Step 2 — Device-driver check

Some operating systems and some USB-serial chipsets need a driver before the device appears as a COM port:

  • Windows — most modern ZeroTrace devices use a CDC-class chipset that Windows recognises out of the box. For older or third-party-firmware devices, you may need a CP210x or CH340 driver from the chipset vendor.
  • macOS — Apple Silicon and recent Intel macOS ship with native CDC support. For legacy macOS, install the chipset's macOS driver.
  • Linux — kernel CDC ACM support is built in. No driver install required.

If your device does not appear in the picker after plugging in, check the platform-specific driver guidance in troubleshooting.

Step 3 — The device picker

Companion's main window opens with the device picker as a coverflow of supported ZeroTrace products. Below it, a port panel lists what was found on each USB serial port for the device card you currently have selected.

  • Coverflow — flip through the supported devices: ZeroTrace AirLeak, Kit, BLE Logger, HID Firmware, AirLeak Firmware, plus a Custom slot. The card you flip to becomes the active card.
  • Per-port identification — Companion probes each port to figure out what is on the other side. The probe runs only against the family of your active card (115,200 baud for HID-class, 921,600 baud for AirLeak), so an AirLeak probe never garbles a HID device sitting on the next port. You'll see one of:
    • Match — the port responded and the device matches the active card.
    • Mismatch — the port responded but the device is a different family (you can switch cards to it).
    • Busy — another application has the port open.
    • No response — port exists but did not reply.
  • Connect button activates once the matching port is selected.

The picker auto-rescans every 2 seconds, and once a port has been classified its label is sticky — a momentary scan miss won't drop the device from the list.

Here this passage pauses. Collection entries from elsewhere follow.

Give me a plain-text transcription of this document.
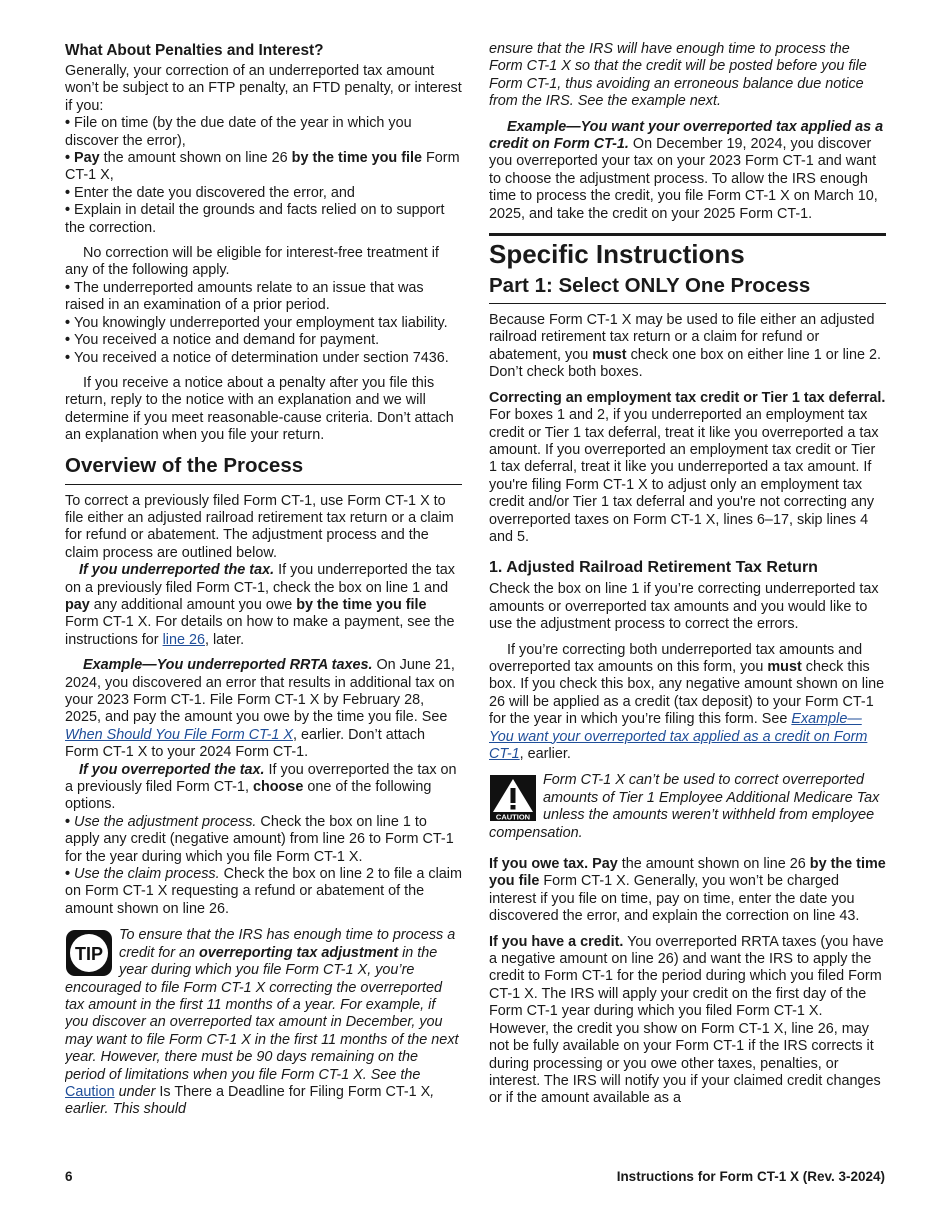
What About Penalties and Interest?

Generally, your correction of an underreported tax amount won’t be subject to an FTP penalty, an FTD penalty, or interest if you:

• File on time (by the due date of the year in which you discover the error),

• Pay the amount shown on line 26 by the time you file Form CT-1 X,

• Enter the date you discovered the error, and

• Explain in detail the grounds and facts relied on to support the correction.

No correction will be eligible for interest-free treatment if any of the following apply.

• The underreported amounts relate to an issue that was raised in an examination of a prior period.

• You knowingly underreported your employment tax liability.

• You received a notice and demand for payment.

• You received a notice of determination under section 7436.

If you receive a notice about a penalty after you file this return, reply to the notice with an explanation and we will determine if you meet reasonable-cause criteria. Don’t attach an explanation when you file your return.

Overview of the Process

To correct a previously filed Form CT-1, use Form CT-1 X to file either an adjusted railroad retirement tax return or a claim for refund or abatement. The adjustment process and the claim process are outlined below.

If you underreported the tax. If you underreported the tax on a previously filed Form CT-1, check the box on line 1 and pay any additional amount you owe by the time you file Form CT-1 X. For details on how to make a payment, see the instructions for line 26, later.

Example—You underreported RRTA taxes. On June 21, 2024, you discovered an error that results in additional tax on your 2023 Form CT-1. File Form CT-1 X by February 28, 2025, and pay the amount you owe by the time you file. See When Should You File Form CT-1 X, earlier. Don’t attach Form CT-1 X to your 2024 Form CT-1.

If you overreported the tax. If you overreported the tax on a previously filed Form CT-1, choose one of the following options.

• Use the adjustment process. Check the box on line 1 to apply any credit (negative amount) from line 26 to Form CT-1 for the year during which you file Form CT-1 X.

• Use the claim process. Check the box on line 2 to file a claim on Form CT-1 X requesting a refund or abatement of the amount shown on line 26.

TIP
To ensure that the IRS has enough time to process a credit for an overreporting tax adjustment in the year during which you file Form CT-1 X, you’re encouraged to file Form CT-1 X correcting the overreported tax amount in the first 11 months of a year. For example, if you discover an overreported tax amount in December, you may want to file Form CT-1 X in the first 11 months of the next year. However, there must be 90 days remaining on the period of limitations when you file Form CT-1 X. See the Caution under Is There a Deadline for Filing Form CT-1 X, earlier. This should

ensure that the IRS will have enough time to process the Form CT-1 X so that the credit will be posted before you file Form CT-1, thus avoiding an erroneous balance due notice from the IRS. See the example next.

Example—You want your overreported tax applied as a credit on Form CT-1. On December 19, 2024, you discover you overreported your tax on your 2023 Form CT-1 and want to choose the adjustment process. To allow the IRS enough time to process the credit, you file Form CT-1 X on March 10, 2025, and take the credit on your 2025 Form CT-1.

Specific Instructions
Part 1: Select ONLY One Process

Because Form CT-1 X may be used to file either an adjusted railroad retirement tax return or a claim for refund or abatement, you must check one box on either line 1 or line 2. Don’t check both boxes.

Correcting an employment tax credit or Tier 1 tax deferral. For boxes 1 and 2, if you underreported an employment tax credit or Tier 1 tax deferral, treat it like you overreported a tax amount. If you overreported an employment tax credit or Tier 1 tax deferral, treat it like you underreported a tax amount. If you're filing Form CT-1 X to adjust only an employment tax credit and/or Tier 1 tax deferral and you're not correcting any overreported taxes on Form CT-1 X, lines 6–17, skip lines 4 and 5.

1. Adjusted Railroad Retirement Tax Return

Check the box on line 1 if you’re correcting underreported tax amounts or overreported tax amounts and you would like to use the adjustment process to correct the errors.

If you’re correcting both underreported tax amounts and overreported tax amounts on this form, you must check this box. If you check this box, any negative amount shown on line 26 will be applied as a credit (tax deposit) to your Form CT-1 for the year in which you’re filing this form. See Example—You want your overreported tax applied as a credit on Form CT-1, earlier.

CAUTION
Form CT-1 X can’t be used to correct overreported amounts of Tier 1 Employee Additional Medicare Tax unless the amounts weren’t withheld from employee compensation.

If you owe tax. Pay the amount shown on line 26 by the time you file Form CT-1 X. Generally, you won’t be charged interest if you file on time, pay on time, enter the date you discovered the error, and explain the correction on line 43.

If you have a credit. You overreported RRTA taxes (you have a negative amount on line 26) and want the IRS to apply the credit to Form CT-1 for the period during which you filed Form CT-1 X. The IRS will apply your credit on the first day of the Form CT-1 year during which you filed Form CT-1 X. However, the credit you show on Form CT-1 X, line 26, may not be fully available on your Form CT-1 if the IRS corrects it during processing or you owe other taxes, penalties, or interest. The IRS will notify you if your claimed credit changes or if the amount available as a

6	Instructions for Form CT-1 X (Rev. 3-2024)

The picker remembers what you were on

The card you last had selected is saved immediately, even if you never click Connect. Next time you launch Companion, the picker opens directly on that card with a small "Welcome back" indicator. So if you spent a session inspecting Kit hardware and never plugged in, your next launch starts on Kit, not the default AirLeak card.

Pick the device you want and click Connect. Companion switches to the appropriate workspace for that device type.

What happens after you connect

The view changes based on what you connected:

  • HID device → the HID dashboard fills the main window. The terminal becomes available in the sidebar.
  • AirLeak device → the AirLeak workspace replaces the main view. Live data starts streaming immediately.
  • Custom firmware → if you have a custom device profile configured, Companion uses your profile; otherwise it falls back to the generic terminal view.

What does not happen

A few things Companion deliberately does not do on first launch:

  • No telemetry handshake. Companion never reports your install, your platform, or your usage to ZeroTrace.
  • No automatic firmware update. Companion shows you when a firmware update exists but only flashes when you explicitly say so.
  • No cloud session. Your devices, your sessions, your library — all stored locally.
  • No account sign-in. Companion is free to install and use; nothing is gated behind authentication.